Inga Haase lebt inzwischen mit ihrem Mann in Paraguay, auch die stellvertretende Vorsitzende des Vereins hat sich dorthin auf den Weg gemacht. Die Vision: Die Gründung eines eigenen Staates - mit eigenen Schulen, Krankenhäusern und Wissenschaft, heißt es. In einem Videochat mit der stellvertretenden Vorsitzenden kündigt diese an, "wehrhaft (zu) sein, wir werden eine eigene Polizei haben. Und wir werden uns auch selbst verteidigen. Natürlich". Unter Corona-Leugnern gilt Paraguay als Sehnsuchtsort. Etliche haben sich aus Deutschland auf den Weg gemacht, um dort eigene Kolonien zu gründen und der vermeintlichen Corona-Diktatur zu entkommen.

Gefälschte Impfausweise: Codewort "Orange"
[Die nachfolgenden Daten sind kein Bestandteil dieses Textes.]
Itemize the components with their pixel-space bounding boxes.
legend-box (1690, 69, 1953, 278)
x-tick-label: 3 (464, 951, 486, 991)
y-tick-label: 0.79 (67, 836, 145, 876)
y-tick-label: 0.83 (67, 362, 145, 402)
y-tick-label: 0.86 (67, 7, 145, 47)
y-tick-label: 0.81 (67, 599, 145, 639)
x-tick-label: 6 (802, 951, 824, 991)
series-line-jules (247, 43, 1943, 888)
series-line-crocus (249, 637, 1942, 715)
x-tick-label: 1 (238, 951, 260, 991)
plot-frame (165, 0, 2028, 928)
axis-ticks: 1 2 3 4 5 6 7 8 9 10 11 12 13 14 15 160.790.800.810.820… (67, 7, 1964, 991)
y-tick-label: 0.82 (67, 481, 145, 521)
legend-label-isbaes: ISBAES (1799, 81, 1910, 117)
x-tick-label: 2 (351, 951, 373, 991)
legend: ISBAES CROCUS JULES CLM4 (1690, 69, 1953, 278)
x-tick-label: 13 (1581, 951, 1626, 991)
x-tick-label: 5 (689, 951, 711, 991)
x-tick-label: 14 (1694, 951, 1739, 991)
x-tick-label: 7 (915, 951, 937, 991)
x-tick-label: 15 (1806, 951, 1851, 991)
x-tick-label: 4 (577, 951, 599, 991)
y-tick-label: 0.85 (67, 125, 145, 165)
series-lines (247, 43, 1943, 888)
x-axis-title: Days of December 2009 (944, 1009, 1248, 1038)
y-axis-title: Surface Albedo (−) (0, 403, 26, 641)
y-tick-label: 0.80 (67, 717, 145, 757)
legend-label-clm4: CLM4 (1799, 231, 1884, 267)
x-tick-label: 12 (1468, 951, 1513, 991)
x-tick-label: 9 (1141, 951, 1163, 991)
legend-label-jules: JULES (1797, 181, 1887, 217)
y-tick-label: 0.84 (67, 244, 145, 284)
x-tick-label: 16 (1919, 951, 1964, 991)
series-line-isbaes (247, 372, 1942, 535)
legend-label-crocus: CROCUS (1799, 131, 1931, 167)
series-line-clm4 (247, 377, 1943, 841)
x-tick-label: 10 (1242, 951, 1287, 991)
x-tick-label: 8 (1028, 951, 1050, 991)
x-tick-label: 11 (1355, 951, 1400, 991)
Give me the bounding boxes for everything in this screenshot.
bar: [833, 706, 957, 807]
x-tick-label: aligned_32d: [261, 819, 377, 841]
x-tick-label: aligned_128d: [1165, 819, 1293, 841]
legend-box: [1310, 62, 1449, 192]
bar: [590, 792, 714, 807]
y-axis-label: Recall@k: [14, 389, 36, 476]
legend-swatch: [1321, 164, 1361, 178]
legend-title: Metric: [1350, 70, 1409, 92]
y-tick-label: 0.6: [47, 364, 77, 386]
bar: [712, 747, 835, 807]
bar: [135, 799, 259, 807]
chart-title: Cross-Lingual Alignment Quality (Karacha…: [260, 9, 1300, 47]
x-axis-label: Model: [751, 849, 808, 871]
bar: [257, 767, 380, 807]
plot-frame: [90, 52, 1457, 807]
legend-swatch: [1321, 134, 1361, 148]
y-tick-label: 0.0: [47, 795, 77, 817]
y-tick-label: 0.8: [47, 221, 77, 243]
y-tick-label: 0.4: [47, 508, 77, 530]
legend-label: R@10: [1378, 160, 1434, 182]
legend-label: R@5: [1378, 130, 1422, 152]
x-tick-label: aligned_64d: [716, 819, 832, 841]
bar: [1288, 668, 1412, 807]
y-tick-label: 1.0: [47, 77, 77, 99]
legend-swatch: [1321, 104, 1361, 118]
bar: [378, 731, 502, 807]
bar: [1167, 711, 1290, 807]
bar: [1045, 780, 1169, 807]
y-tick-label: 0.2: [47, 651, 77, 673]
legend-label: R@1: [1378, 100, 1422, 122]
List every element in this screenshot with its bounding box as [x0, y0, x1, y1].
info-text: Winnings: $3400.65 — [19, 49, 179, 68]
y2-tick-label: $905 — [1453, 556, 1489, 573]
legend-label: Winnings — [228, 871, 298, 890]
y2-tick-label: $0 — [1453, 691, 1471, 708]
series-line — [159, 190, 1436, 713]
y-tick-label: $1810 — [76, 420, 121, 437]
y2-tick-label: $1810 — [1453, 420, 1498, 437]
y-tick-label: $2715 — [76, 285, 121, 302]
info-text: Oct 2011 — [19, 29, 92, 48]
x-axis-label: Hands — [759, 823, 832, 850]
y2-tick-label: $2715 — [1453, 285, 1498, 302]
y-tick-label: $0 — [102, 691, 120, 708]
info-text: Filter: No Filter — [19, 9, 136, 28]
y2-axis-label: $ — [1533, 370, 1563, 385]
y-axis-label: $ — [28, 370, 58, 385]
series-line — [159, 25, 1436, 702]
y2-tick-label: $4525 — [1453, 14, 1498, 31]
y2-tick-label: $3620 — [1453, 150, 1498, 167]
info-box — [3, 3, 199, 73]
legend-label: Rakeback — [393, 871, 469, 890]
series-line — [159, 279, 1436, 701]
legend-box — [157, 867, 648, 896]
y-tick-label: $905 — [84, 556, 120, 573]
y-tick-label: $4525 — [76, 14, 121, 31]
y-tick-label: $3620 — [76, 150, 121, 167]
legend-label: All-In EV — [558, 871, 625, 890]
Jasmin Neumann fragte sich, wie weit die Gruppe geht und fragte in einem Chat nach, ob sie nicht einen gefälschten Impfpass bekommen könne. Inga Haase schrieb sie daraufhin privat an, Jasmins Frage sei "gefährlich", schickte dann aber doch eine Sprachnachricht, in der es hieß, sie habe "zwei Adressen, wo das sehr gut erhältlich ist und zuverlässig". Sie könne Jasmin sehr gerne helfen und sagte weiter: "Also halte durch, beuge dich bitte nicht. Weil mit jedem einzelnen Menschen, der sich beugt, geben wir diesem ganzen bösen System mehr Macht." Innerhalb der Gemeinschaft spricht man in Zusammenhang mit dem Verkauf von gefälschten Impfpässen Jasmins Erfahrungen zufolge von "Orangen". Eine SWR-Anfrage hierzu lassen Inga Haase und die Berufsfachschule, zu der neben dem Hauptstandort in Bingen auch Standorte in Berlin und Nürnberg gehören, unbeantwortet.

Zuletzt habe Inga Haase Jasmin nahegelegt, ihr vermeintliches Studium an der THS online von Paraguay aus durchzuführen und sich parallel dort aktiv in GVC-Projekte einzubringen. Jasmin beendet ihr Projekt, ihr Fazit: "Was mich schockiert hat ist, dass man da quasi relativ schnell auch mit reingezogen wird und zur Isolation aufgefordert wird. Und mir so schnell auch nahegelegt wurde, nach Paraguay zu kommen." Ihre Erfahrungen ließen sie auch traurig zurück. "Viele dieser Menschen, denen ich begegnet bin, sollten eigentlich woanders aufgefangen werden. Und das macht es dann natürlich noch mal ein bisschen schwieriger, damit umzugehen. Dass man merkt, die Leute driften ab. Sie wirken für mich aber nicht wie böse Menschen."